A number of player arrests have again battered the image of the NFL with the most prominent being something potentially worse, it can be argued, than the actions of either Vick or Jones. The homicide accusations against former New England Patriots tight end Aaron Hernandez headline now what, in many ways, is a worse period -- at least in terms of image -- than it was in 2007.
Yet Goodell has been strangely quiet. As far as I can tell, there are no new initiatives being planned by the league. It’s difficult to believe the league won’t address this PR nightmare, but so far they have not as opposed to 2007, when Goodell took rapid and highly public action.
So where is Goodell?
His absence is purposeful and by design and represents a dramatic yet largely unnoticed shift by many outside of the sport.
It’s become clear based on interviews with people across the NFL that Goodell has been silent because teams are increasingly the dispensers of discipline, not the league office.
This is something that Goodell has wanted and it might have been his vision all along.

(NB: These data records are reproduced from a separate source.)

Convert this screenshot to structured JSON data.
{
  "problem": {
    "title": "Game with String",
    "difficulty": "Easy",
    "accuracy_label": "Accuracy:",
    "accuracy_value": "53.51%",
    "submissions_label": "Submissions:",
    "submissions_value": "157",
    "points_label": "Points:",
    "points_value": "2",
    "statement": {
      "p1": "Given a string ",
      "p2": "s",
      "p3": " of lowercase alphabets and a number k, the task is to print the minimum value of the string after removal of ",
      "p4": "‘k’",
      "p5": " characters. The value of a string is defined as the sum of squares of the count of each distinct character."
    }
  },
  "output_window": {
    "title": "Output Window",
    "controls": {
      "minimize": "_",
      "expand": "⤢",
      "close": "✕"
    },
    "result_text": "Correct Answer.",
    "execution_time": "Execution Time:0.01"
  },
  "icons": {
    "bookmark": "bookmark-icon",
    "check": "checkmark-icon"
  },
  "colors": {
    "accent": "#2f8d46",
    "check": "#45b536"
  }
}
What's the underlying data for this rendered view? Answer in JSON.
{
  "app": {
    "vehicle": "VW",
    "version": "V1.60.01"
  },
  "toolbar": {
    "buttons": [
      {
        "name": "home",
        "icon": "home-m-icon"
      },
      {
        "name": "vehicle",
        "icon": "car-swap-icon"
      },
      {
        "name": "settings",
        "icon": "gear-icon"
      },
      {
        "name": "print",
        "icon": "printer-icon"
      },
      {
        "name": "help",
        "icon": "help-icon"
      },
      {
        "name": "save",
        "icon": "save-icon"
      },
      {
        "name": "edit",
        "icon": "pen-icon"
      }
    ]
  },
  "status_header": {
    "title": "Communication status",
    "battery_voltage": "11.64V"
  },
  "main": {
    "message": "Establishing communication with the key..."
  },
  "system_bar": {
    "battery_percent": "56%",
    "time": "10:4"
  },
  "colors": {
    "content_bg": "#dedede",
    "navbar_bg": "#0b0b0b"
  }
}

Six years ago, Goodell set up the punishment infrastructure, and was also the punisher. Six years later, with that infrastructure firmly in place, teams are now taking the punishment lead. Goodell can monitor instead of being the hall monitor.
Teams know what Goodell wants and they are now doing it themselves.
Teams have always been a part of the discipline process, obviously. But this is still a shift and a smart one. Discipline flows easier and more rapidly when teams are taking the lead.
The examples of this are everywhere. The Patriots released Hernandez without almost any league involvement. The same happened when two Denver Broncos executives were busted for driving drunk. The Broncos instituted punishment, not the NFL. In the past, Goodell would have been front and center.
What happens from here? This is likely to continue. Goodell will still be involved, but the NFL will continue to allow this newer process of having franchises take the lead while Goodell remains in the background.
Because this isn’t 2007 anymore. This is the future.